Données personnelles - Le Conseil d'Etat interdit à JCDecaux de pister les utilisateurs de Wifi
JCDecaux n'avait pas obtenu de la Cnil en 2015 l'autorisation d'exploiter un système de suivi des passages devant ses panneaux publicitaires ; le système de borne Wifi mis en place ne garantissait pas le respect des règles en vigueur sur l'usage de données personnelles. Un contentieux qui rappelle que les systèmes permettant de suivre les déplacements ne sont pas sans impliquer des enjeux légaux importants. Certaines collectivités ont, pour leur part, trouvé des parades.
Il s'agissait, pour JCDecaux, d'améliorer la valorisation de son affichage publicitaire en quantifiant l'audience captée par ses panneaux du parvis de la Défense. Via six boîtiers Wifi situés à des emplacements différents de la zone, le dispositif pouvait capter les adresses MAC (identifiants physiques) des appareils électroniques situés dans un rayon de 25 mètres et, de borne en borne, suivre leurs déplacements ainsi que la fréquence de ceux-ci. Un ensemble de données personnelles sur les passants qui ne faisaient l'objet d'aucune notification ou demande d'autorisation. Afin de s'affranchir des contraintes pesant sur l'exploitation des données personnelles, JCDecaux avait mis au point un système d'anonymisation basé sur la modification des adresses MAC collectées, dit de "salage", puis de "hachage à clé". Cependant, afin de suivre les déplacements et les fréquences de passage, la société conservait bien un identifiant unique, quoique modifié, pour chaque détenteur d'appareil électronique. Une pratique que la Cnil, puis après elle le Conseil d'Etat, n'ont pas jugée régulière. L'institution du Palais Royal de conclure que "les objectifs mêmes de la collecte des données par la société JCDecaux France étaient incompatibles avec une anonymisation des informations recueillies".

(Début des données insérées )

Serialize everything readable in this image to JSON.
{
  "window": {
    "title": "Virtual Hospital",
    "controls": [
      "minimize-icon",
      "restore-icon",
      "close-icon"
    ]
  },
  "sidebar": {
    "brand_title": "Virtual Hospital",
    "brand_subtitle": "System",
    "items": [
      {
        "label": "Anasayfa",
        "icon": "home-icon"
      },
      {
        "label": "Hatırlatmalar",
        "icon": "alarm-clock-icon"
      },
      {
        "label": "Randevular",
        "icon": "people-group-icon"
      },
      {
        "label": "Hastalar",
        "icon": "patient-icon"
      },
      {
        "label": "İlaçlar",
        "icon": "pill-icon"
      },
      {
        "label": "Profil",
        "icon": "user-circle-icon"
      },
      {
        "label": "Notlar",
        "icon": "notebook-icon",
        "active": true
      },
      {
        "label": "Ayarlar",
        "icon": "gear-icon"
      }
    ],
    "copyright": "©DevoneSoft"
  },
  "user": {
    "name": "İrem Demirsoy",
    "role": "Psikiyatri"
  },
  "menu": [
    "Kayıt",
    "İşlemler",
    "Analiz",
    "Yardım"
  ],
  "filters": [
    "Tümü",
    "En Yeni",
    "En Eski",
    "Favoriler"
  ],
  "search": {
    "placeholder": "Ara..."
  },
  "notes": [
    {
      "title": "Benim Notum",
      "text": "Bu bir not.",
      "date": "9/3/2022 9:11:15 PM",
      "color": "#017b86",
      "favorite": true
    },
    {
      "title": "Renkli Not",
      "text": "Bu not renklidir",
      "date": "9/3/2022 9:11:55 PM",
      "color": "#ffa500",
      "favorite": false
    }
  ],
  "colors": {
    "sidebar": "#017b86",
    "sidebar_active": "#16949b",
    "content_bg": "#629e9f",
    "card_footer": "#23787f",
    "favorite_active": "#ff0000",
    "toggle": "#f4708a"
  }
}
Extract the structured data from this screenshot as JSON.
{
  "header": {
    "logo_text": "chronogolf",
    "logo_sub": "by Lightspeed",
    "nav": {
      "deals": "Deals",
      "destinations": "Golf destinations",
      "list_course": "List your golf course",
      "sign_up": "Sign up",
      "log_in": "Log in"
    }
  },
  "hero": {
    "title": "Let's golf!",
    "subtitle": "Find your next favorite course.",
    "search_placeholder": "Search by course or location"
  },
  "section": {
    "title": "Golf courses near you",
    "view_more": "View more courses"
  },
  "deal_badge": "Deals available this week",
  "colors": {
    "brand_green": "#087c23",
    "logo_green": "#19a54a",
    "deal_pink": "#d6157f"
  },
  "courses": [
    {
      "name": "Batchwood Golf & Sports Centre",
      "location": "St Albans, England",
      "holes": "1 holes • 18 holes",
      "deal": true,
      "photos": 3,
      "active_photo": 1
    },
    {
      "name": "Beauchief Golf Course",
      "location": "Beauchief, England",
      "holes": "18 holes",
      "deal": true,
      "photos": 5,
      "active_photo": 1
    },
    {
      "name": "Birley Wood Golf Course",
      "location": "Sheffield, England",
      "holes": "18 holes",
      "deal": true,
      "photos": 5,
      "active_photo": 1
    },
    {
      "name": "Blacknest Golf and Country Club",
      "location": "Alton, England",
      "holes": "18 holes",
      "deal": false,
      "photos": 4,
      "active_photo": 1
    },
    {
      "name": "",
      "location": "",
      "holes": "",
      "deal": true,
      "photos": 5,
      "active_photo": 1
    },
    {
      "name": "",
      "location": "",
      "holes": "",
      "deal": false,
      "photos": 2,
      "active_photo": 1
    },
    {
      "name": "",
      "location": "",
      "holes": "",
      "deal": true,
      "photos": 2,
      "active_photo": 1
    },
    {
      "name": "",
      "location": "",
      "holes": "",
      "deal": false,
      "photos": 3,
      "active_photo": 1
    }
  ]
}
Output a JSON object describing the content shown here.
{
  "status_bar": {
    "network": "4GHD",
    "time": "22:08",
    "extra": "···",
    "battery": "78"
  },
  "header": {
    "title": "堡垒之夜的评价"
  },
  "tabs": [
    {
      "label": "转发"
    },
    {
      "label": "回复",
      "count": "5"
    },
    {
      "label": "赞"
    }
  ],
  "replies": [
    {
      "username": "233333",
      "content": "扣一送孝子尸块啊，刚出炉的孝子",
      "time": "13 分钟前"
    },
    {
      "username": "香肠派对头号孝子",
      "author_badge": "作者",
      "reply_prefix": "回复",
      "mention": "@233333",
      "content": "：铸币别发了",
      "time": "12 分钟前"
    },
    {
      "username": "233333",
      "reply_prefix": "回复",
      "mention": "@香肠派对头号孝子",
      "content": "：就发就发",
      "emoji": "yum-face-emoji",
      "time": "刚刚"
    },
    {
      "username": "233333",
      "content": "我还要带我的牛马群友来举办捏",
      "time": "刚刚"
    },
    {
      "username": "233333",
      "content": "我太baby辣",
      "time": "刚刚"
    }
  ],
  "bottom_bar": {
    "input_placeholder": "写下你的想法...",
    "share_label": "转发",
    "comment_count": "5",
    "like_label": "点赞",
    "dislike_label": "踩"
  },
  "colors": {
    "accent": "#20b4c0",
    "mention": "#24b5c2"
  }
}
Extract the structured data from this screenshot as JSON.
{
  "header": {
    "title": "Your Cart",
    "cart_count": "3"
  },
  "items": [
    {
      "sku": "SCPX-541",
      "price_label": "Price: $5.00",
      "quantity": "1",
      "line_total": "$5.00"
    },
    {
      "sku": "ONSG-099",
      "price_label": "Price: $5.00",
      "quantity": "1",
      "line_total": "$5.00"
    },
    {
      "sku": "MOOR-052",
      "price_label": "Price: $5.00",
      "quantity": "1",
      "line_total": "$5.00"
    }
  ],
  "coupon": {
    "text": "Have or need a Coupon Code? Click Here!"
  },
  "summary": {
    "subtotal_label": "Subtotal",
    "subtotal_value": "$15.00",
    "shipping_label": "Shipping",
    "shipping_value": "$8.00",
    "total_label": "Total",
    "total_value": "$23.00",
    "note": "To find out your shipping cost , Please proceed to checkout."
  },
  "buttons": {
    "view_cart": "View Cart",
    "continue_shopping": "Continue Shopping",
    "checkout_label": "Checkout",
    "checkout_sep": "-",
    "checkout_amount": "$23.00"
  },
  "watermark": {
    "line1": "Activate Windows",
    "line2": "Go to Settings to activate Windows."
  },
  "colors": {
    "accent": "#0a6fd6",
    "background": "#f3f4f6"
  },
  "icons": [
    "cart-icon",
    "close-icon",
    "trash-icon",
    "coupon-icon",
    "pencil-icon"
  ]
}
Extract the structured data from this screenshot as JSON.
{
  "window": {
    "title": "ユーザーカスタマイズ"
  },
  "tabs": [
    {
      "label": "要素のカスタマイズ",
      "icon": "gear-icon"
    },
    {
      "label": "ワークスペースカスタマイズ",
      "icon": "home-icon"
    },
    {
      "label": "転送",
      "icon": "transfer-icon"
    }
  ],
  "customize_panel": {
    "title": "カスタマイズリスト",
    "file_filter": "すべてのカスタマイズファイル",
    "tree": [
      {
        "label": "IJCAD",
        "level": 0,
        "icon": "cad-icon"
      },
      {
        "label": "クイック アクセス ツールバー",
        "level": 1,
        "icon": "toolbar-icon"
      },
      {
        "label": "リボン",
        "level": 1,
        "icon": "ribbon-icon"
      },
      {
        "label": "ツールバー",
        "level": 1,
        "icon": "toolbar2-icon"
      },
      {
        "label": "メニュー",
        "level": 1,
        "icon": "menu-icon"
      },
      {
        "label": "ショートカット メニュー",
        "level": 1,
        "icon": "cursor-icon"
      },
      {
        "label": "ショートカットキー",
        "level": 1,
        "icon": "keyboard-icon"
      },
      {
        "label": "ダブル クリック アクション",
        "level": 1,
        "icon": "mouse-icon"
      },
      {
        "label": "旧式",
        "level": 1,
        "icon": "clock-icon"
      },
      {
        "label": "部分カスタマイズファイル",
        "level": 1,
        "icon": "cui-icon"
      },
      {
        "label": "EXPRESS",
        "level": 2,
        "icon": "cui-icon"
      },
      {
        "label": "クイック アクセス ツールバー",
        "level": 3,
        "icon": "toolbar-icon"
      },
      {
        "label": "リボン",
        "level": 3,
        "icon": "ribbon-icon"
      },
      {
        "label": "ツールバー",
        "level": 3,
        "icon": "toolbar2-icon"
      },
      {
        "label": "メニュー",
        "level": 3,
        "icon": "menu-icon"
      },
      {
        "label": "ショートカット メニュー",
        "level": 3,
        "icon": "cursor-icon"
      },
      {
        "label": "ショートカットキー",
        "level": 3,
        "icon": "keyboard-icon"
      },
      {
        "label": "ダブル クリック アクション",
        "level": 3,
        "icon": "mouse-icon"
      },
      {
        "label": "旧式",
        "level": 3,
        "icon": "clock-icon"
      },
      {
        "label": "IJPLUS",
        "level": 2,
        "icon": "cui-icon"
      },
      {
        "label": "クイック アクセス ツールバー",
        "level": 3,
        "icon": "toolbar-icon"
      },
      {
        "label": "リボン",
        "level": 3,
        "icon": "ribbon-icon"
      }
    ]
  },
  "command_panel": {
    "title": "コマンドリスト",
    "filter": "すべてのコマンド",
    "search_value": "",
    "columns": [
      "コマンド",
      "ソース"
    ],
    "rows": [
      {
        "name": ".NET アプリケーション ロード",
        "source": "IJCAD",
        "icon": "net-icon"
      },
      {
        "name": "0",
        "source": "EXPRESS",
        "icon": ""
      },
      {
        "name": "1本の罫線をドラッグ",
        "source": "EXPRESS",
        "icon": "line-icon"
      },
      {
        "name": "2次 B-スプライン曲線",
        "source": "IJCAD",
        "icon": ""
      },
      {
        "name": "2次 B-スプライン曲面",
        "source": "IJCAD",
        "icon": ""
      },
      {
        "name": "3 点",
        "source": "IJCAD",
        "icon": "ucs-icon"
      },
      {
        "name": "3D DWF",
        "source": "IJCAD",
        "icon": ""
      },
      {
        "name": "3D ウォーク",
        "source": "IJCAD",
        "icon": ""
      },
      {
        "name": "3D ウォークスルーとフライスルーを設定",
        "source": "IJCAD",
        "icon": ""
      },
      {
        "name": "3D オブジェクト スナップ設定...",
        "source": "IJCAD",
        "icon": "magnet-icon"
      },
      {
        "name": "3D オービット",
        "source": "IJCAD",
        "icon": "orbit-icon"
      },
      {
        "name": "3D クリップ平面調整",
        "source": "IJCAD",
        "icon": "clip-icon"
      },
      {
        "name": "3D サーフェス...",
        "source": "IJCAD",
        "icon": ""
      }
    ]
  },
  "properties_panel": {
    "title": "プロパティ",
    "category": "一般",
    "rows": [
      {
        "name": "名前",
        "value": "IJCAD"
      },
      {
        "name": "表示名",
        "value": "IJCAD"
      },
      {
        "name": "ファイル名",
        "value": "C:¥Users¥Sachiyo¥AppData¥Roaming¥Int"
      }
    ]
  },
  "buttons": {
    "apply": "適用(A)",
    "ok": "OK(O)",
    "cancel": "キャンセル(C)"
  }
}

Une polémique avait éclaté en 2013, dans la City de Londres, sur une base semblable ; on avait découvert que des poubelles publiques, équipées d'écrans publicitaires, déployaient le même type de comptabilisation des flux piétonniers. Le dispositif avait traqué 500.000 appareils lors de sa première semaine d'utilisation ; les autorités de la City of London avaient rapidement appelé à son démantèlement.
Paris et Strasbourg comptent les passants avec des procédés d'anonymisation plus fiables
La conclusion du Conseil d'Etat pourrait cependant sembler inquiétante pour les collectivités. Si le suivi électronique des déplacements et de leur fréquence sont incompatibles avec un traitement anonymisé, ce sont de nombreuses opportunités d'innovation dans le domaine des transports, de l'urbanisme, et de la gestion urbaine en général, qui pourraient se trouver compromises. Cependant, certaines villes françaises ont déjà mis au point des solutions alternatives à même d'assurer un suivi des flux plus respectueux de la vie privée.
À Paris, les expérimentations menées dans le cadre du réaménagement de la place de la Nation ont fait appel à un suivi vidéo du déplacement des piétons : des caméras intelligentes, mais de très basse résolution, à même de détecter un mouvement sans pour autant permettre quelconque identification faciale.
Au sein de l'eurométropole de Strasbourg, c'est un système à base de Wifi qui a été retenu, comme dans le cas de JCDecaux ; mais la comparaison s'arrête là. En partenariat avec le service Wifilib d'Afone, la métropole a décidé d'implantations de bornes Wifi assurant un service d'accès au web pour le grand public. L'usage d'un tel portail permet aux utilisateurs de saisir quelques informations rudimentaires (sexe, âge, langue) et d'approuver des conditions d'utilisation stipulant l'usage futur de leurs données anonymisées. C'est ainsi que l'eurométropole a pu amorcer l'exploitation de bases de données fines, fournissant des informations sur les déplacements des usagers ; une aide à la décision unique pour améliorer la sécurité des espaces publics, piloter des événements à très forte fréquentation tels que le marché de Noël, ou encore adapter les projets urbains de la collectivité. Preuve que l'innovation numérique peut se conjuguer efficacement avec le respect des données personnelles. Les collectivités devront sur ce point redoubler d'attention, alors que le nouveau paquet de règlementations européennes sur les données à caractère personnel, plus protecteur pour les usagers, entrera en vigueur en mai 2018.